The film “Tigers” is based on the memoirs of the once promising Swedish football player Martin Bengtsson, who earned a transfer to Inter Milan as a 16-year-old. Since he was a child, Martin (Erik Enge) has subordinated everything to becoming a football professional, and with the transfer to Inter it seems that his dreams have started to come true. But the dreams will very quickly start to turn into a real nightmare because as soon as he arrives in a new environment and in a club where they have huge expectations from him, Martin will realize that it is not as wonderful and wonderful as he imagined.
They will immediately find themselves at the peak of their new teammates, and what they will experience is a great example of Darwinism in which only the strongest survive and stay while the mentally and physically stronger devour the weaker ones. The only teammate with whom he will have a relationship will be the American goalkeeper Ran, who will tell him right from the start that he must have cost a lot when everyone else already hates him so much. It is clear to Martin that it is a completely different world and that every training and preparatory match is a real audition in which each player thinks more about himself than about the result. It is obvious that Martin is extremely talented, but the big question is whether he is ready to bear this psychological pressure and whether he is really ready to sacrifice everything for success.

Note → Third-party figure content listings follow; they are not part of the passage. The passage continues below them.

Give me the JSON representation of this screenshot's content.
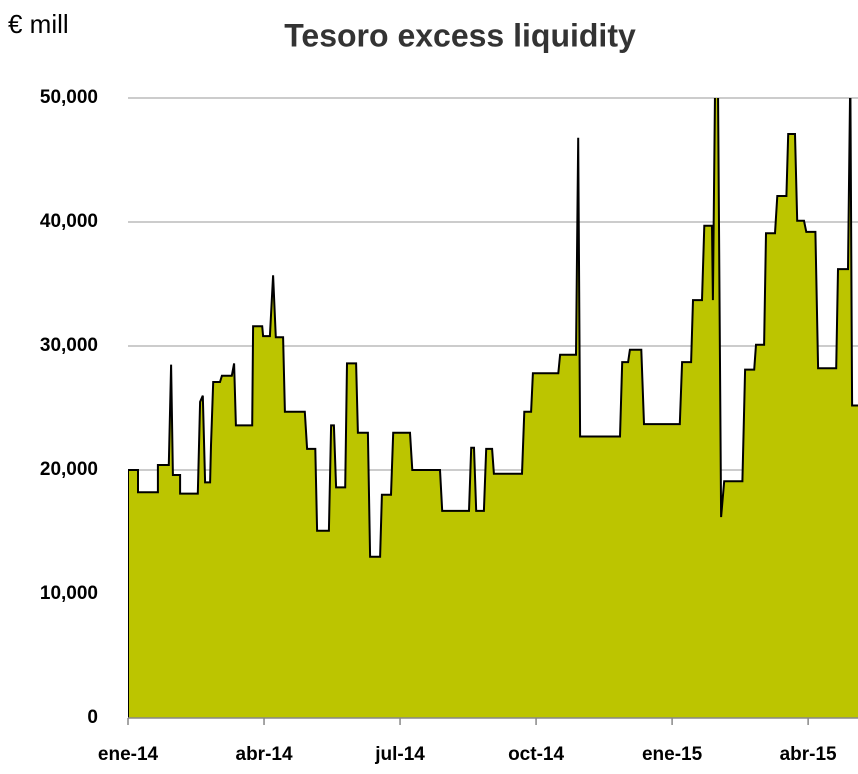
{
  "chart_data": {
    "type": "area",
    "title": "Tesoro excess liquidity",
    "unit_label": "€ mill",
    "color": "#bcc500",
    "line_color": "#000000",
    "grid": true,
    "xlim": [
      0,
      16.1
    ],
    "xticks": [
      {
        "value": 0,
        "label": "ene-14"
      },
      {
        "value": 3,
        "label": "abr-14"
      },
      {
        "value": 6,
        "label": "jul-14"
      },
      {
        "value": 9,
        "label": "oct-14"
      },
      {
        "value": 12,
        "label": "ene-15"
      },
      {
        "value": 15,
        "label": "abr-15"
      }
    ],
    "ylim": [
      0,
      50000
    ],
    "yticks": [
      0,
      {
        "value": 10000,
        "label": "10,000"
      },
      {
        "value": 20000,
        "label": "20,000"
      },
      {
        "value": 30000,
        "label": "30,000"
      },
      {
        "value": 40000,
        "label": "40,000"
      },
      {
        "value": 50000,
        "label": "50,000"
      }
    ],
    "x": [
      0,
      0,
      0.22,
      0.22,
      0.66,
      0.66,
      0.9,
      0.95,
      0.99,
      1.15,
      1.15,
      1.54,
      1.59,
      1.65,
      1.7,
      1.81,
      1.83,
      1.88,
      2.03,
      2.07,
      2.25,
      2.29,
      2.34,
      2.38,
      2.74,
      2.76,
      2.96,
      2.98,
      3.13,
      3.2,
      3.26,
      3.42,
      3.46,
      3.9,
      3.95,
      4.13,
      4.17,
      4.43,
      4.48,
      4.54,
      4.59,
      4.79,
      4.83,
      5.03,
      5.07,
      5.29,
      5.34,
      5.56,
      5.6,
      5.8,
      5.85,
      6.22,
      6.27,
      6.88,
      6.93,
      7.52,
      7.57,
      7.63,
      7.68,
      7.85,
      7.9,
      8.03,
      8.07,
      8.69,
      8.74,
      8.89,
      8.93,
      9.49,
      9.53,
      9.88,
      9.93,
      9.97,
      10.85,
      10.9,
      11.03,
      11.07,
      11.32,
      11.38,
      12.17,
      12.22,
      12.42,
      12.46,
      12.66,
      12.71,
      12.88,
      12.9,
      12.95,
      13.01,
      13.08,
      13.15,
      13.55,
      13.61,
      13.81,
      13.85,
      14.03,
      14.07,
      14.27,
      14.32,
      14.52,
      14.56,
      14.71,
      14.76,
      14.91,
      14.96,
      15.16,
      15.22,
      15.62,
      15.66,
      15.88,
      15.93,
      15.97,
      16.1
    ],
    "values": [
      0,
      20000,
      20000,
      18200,
      18200,
      20400,
      20400,
      28500,
      19600,
      19600,
      18100,
      18100,
      25500,
      26000,
      19000,
      19000,
      22000,
      27100,
      27100,
      27600,
      27600,
      27600,
      28600,
      23600,
      23600,
      31600,
      31600,
      30800,
      30800,
      35700,
      30700,
      30700,
      24700,
      24700,
      21700,
      21700,
      15100,
      15100,
      23600,
      23600,
      18600,
      18600,
      28600,
      28600,
      23000,
      23000,
      13000,
      13000,
      18000,
      18000,
      23000,
      23000,
      20000,
      20000,
      16700,
      16700,
      21800,
      21800,
      16700,
      16700,
      21700,
      21700,
      19700,
      19700,
      24700,
      24700,
      27800,
      27800,
      29300,
      29300,
      46800,
      22700,
      22700,
      28700,
      28700,
      29700,
      29700,
      23700,
      23700,
      28700,
      28700,
      33700,
      33700,
      39700,
      39700,
      33700,
      52000,
      52000,
      16200,
      19100,
      19100,
      28100,
      28100,
      30100,
      30100,
      39100,
      39100,
      42100,
      42100,
      47100,
      47100,
      40100,
      40100,
      39200,
      39200,
      28200,
      28200,
      36200,
      36200,
      52000,
      25200,
      25200
    ]
  }
}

The sports drama filmed by Ronnie Sandahl really realistically depicts the life of young soccer players and the merciless world of top professional sports in which only the most mentally and physically prepared can succeed. The young Swedish actor who embodied Martin is also convincing and the camera is often on his face, and we understand how difficult it is for him to be far from home in a foreign country, among a team that cheers for his downfall and tries in every way to make it happen as soon as possible happens. It is the film that raises the question of the mental health of all those young and obviously talented football players who dream of becoming professionals one day and have subordinated everything to it, but we know that only a few succeed.